What’s Riskier – Working Without a Net or Without Personal Responsibility?

Companies spend millions and millions of dollars trying to convince their employees that individual safety is the company’s NUMBER ONE PRIORITY. In my opinion, that is illogical, untrue and counter-intuitive to encouraging optimum vigilance in an employee. Certainly, management based safety programs are critical and greatly reduce on the job injuries; I’ve never said otherwise. But dangerous environments cannot be made “safe”, safer, sure – but never safe. There is no such state and believing otherwise is hazardous to your health.

I’m not so sure that relying exclusively on “empirical evidence” is the best road to common sense.  This, from  Where The Safety Rubber Meets the Shop Floor  “There is little empirical evidence that validates the important role management plays in establishing a climate that sustains safe job behaviors. There is even less information about how management influences the safety atmosphere of the workplace.” Whatever value statistics offer, they should not be a substitute for common sense and human nature.

When a trapeze artist is performing without a net, do you suppose he or she is more or less focused on not falling? I’ve never walked a tightrope before, but I can assure you that walking up a suspension cable feels very different when you’re tied in versus when you’re not.

Management might argue (sensibly) that a net is a very good idea, and will greatly reduce the likelihood of a fatal fall. But I don’t think it’s pithy or libertarian to suggest that reducing the likelihood of a catastrophic injury also reduces the level of fear, which in turn reduces the level of an employee’s situational awareness. That’s just human nature – at least, in the humans I’ve met and worked with: paradoxically, the presence of a net, or a harness, or even a pair of gloves, can reduce injuries while encouraging risk.  I do believe this results in an unintended consequence of many safety programs.

– Mike

5 thoughts on “What’s Riskier – Working Without a Net or Without Personal Responsibility?

  1. Hi Mike —

    Just so you know, the study you cite states in its conclusion, “Our results not only demonstrated that management place an important role in maintaining a safe workplace, which should be obvious, but that managers and supervisors do so in differing ways….” (p. 22)

    Sometimes you have to read to the end of these things to see how it all turns out.

    We all have a share the responsibility pie, no? Just watch which cherries you’re picking for it.

    – TL

  2. “What’s riskier-working with out a net or without personal responsibility?”

    Does it have to be an either/or situation? I think safety programs and personal responsibility can work hand in hand along with a large dose of common sense.

  3. From what I’ve read, Mike agrees that employers certainly share responsibility for employee safety and they should participate in such. What he quotes says “…establishing a climate that sustains safe job behaviors.” (I think the point is “sustains”) It doesn’t say anything that disputes that “management place[s] an important role in maintaining a safe workplace”.

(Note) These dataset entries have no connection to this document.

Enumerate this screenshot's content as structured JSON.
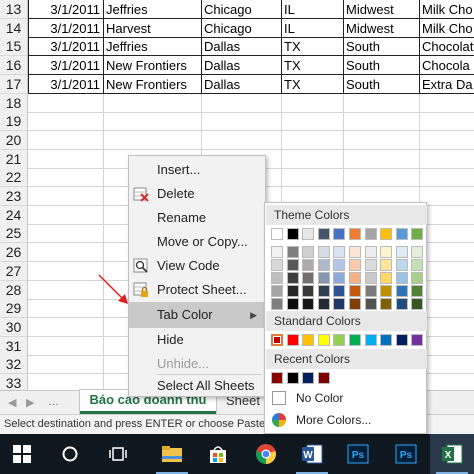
{
  "grid": {
    "row_numbers": [
      "13",
      "14",
      "15",
      "16",
      "17",
      "18",
      "19",
      "20",
      "21",
      "22",
      "23",
      "24",
      "25",
      "26",
      "27",
      "28",
      "29",
      "30",
      "31",
      "32",
      "33"
    ],
    "rows": [
      {
        "date": "3/1/2011",
        "company": "Jeffries",
        "city": "Chicago",
        "state": "IL",
        "region": "Midwest",
        "product": "Milk Cho"
      },
      {
        "date": "3/1/2011",
        "company": "Harvest",
        "city": "Chicago",
        "state": "IL",
        "region": "Midwest",
        "product": "Milk Cho"
      },
      {
        "date": "3/1/2011",
        "company": "Jeffries",
        "city": "Dallas",
        "state": "TX",
        "region": "South",
        "product": "Chocolat"
      },
      {
        "date": "3/1/2011",
        "company": "New Frontiers",
        "city": "Dallas",
        "state": "TX",
        "region": "South",
        "product": "Chocola"
      },
      {
        "date": "3/1/2011",
        "company": "New Frontiers",
        "city": "Dallas",
        "state": "TX",
        "region": "South",
        "product": "Extra Da"
      }
    ]
  },
  "context_menu": {
    "insert": "Insert...",
    "delete": "Delete",
    "rename": "Rename",
    "move_copy": "Move or Copy...",
    "view_code": "View Code",
    "protect_sheet": "Protect Sheet...",
    "tab_color": "Tab Color",
    "hide": "Hide",
    "unhide": "Unhide...",
    "select_all": "Select All Sheets"
  },
  "color_menu": {
    "theme_header": "Theme Colors",
    "standard_header": "Standard Colors",
    "recent_header": "Recent Colors",
    "no_color": "No Color",
    "more_colors": "More Colors...",
    "theme_top": [
      "#ffffff",
      "#000000",
      "#e7e6e6",
      "#44546a",
      "#4472c4",
      "#ed7d31",
      "#a5a5a5",
      "#ffc000",
      "#5b9bd5",
      "#70ad47"
    ],
    "theme_shades": [
      [
        "#f2f2f2",
        "#7f7f7f",
        "#d0cece",
        "#d6dce4",
        "#d9e2f3",
        "#fbe5d5",
        "#ededed",
        "#fff2cc",
        "#deebf6",
        "#e2efd9"
      ],
      [
        "#d8d8d8",
        "#595959",
        "#aeaaaa",
        "#adb9ca",
        "#b4c6e7",
        "#f7cbac",
        "#dbdbdb",
        "#fee599",
        "#bdd7ee",
        "#c5e0b3"
      ],
      [
        "#bfbfbf",
        "#3f3f3f",
        "#757070",
        "#8496b0",
        "#8eaadb",
        "#f4b183",
        "#c9c9c9",
        "#ffd965",
        "#9cc3e5",
        "#a8d08d"
      ],
      [
        "#a5a5a5",
        "#262626",
        "#3a3838",
        "#323f4f",
        "#2f5496",
        "#c55a11",
        "#7b7b7b",
        "#bf9000",
        "#2e75b5",
        "#538135"
      ],
      [
        "#7f7f7f",
        "#0c0c0c",
        "#171616",
        "#222a35",
        "#1f3864",
        "#833c0b",
        "#525252",
        "#7f6000",
        "#1e4e79",
        "#375623"
      ]
    ],
    "standard": [
      "#c00000",
      "#ff0000",
      "#ffc000",
      "#ffff00",
      "#92d050",
      "#00b050",
      "#00b0f0",
      "#0070c0",
      "#002060",
      "#7030a0"
    ],
    "recent": [
      "#8b0000",
      "#000000",
      "#002060",
      "#7f0000"
    ]
  },
  "sheets": {
    "active": "Báo cáo doanh thu",
    "second": "Sheet"
  },
  "status_bar": {
    "message": "Select destination and press ENTER or choose Paste"
  },
  "taskbar": {
    "icons": [
      "windows-start",
      "search",
      "task-view",
      "file-explorer",
      "store",
      "chrome",
      "word",
      "photoshop",
      "photoshop",
      "excel"
    ]
  }
}
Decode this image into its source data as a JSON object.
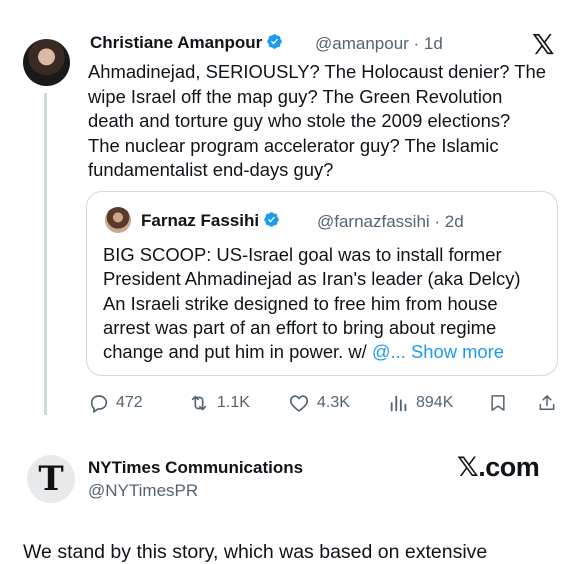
{
  "tweet1": {
    "author_name": "Christiane Amanpour",
    "handle_time": "@amanpour · 1d",
    "platform_logo": "𝕏",
    "body": "Ahmadinejad, SERIOUSLY? The Holocaust denier? The\nwipe Israel off the map guy? The Green Revolution\ndeath and torture guy who stole the 2009 elections?\nThe nuclear program accelerator guy? The Islamic\nfundamentalist end-days guy?"
  },
  "quote": {
    "author_name": "Farnaz Fassihi",
    "handle_time": "@farnazfassihi · 2d",
    "body": "BIG SCOOP: US-Israel goal was to install former\nPresident Ahmadinejad as Iran's leader (aka Delcy)\nAn Israeli strike designed to free him from house\narrest was part of an effort to bring about regime\nchange and put him in power. w/ ",
    "show_more": "@... Show more"
  },
  "actions": {
    "replies": "472",
    "reposts": "1.1K",
    "likes": "4.3K",
    "views": "894K"
  },
  "tweet2": {
    "avatar_letter": "T",
    "author_name": "NYTimes Communications",
    "handle": "@NYTimesPR",
    "watermark": "𝕏.com",
    "body_partial": "We stand by this story, which was based on extensive"
  },
  "colors": {
    "verified": "#1d9bf0",
    "link": "#1d9bf0",
    "secondary_text": "#536471",
    "border": "#cfd9de"
  }
}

    We can go back and forth on the nit picky aspects of this but I really think the point is: Don’t rely on your employer to KEEP you safe. Rely first on yourself and then all the others who say they care about your safety can get in line – the more the merrier.

    I really agree about the importance of taking responsibility for yourself whether you’re at work or not and it has been my experience that when someone is not paying attention to what they’re doing and instead relying on someone else to keep them safe, they are putting themselves at some level of unnecessary risk. And the companies who experience significant on the job injuries are inadvertently perhaps, contributing to the very thing they don’t want.

  4. Of course safety isn’t number on their minds, it’s making money! Safety is just so that they are not responsible. They meaning the bosses, whoever is on charge is really looking after him or herself that’s it, not the employee. Liability and money! Nobody wants to be sued because safety wasn’t important.

    Natalie

  5. I see the oil industry has been using the idea of personal responsibility to keep their employees safer for awhile.

    “Serious accidents and dangerous occurrences continue to happen on our offshore installations and onshore sites during routine operations. Analysis indicates that not following procedures and lack of risk awareness are contributory factors in many cases. Initiatives taken to date have delivered improvements in health and safety performance but have not achieved the desired incident reduction. A behavioural approach which actively engages everyone through personal responsibility is seen as the principal way forward.”

    http://stepchangeinsafety.net/stepchange/resources_prfs.aspx

    I’ve looked at government sites and they seem to maintain that safety is employer responsibility. They advise employees to take “reasonable care.”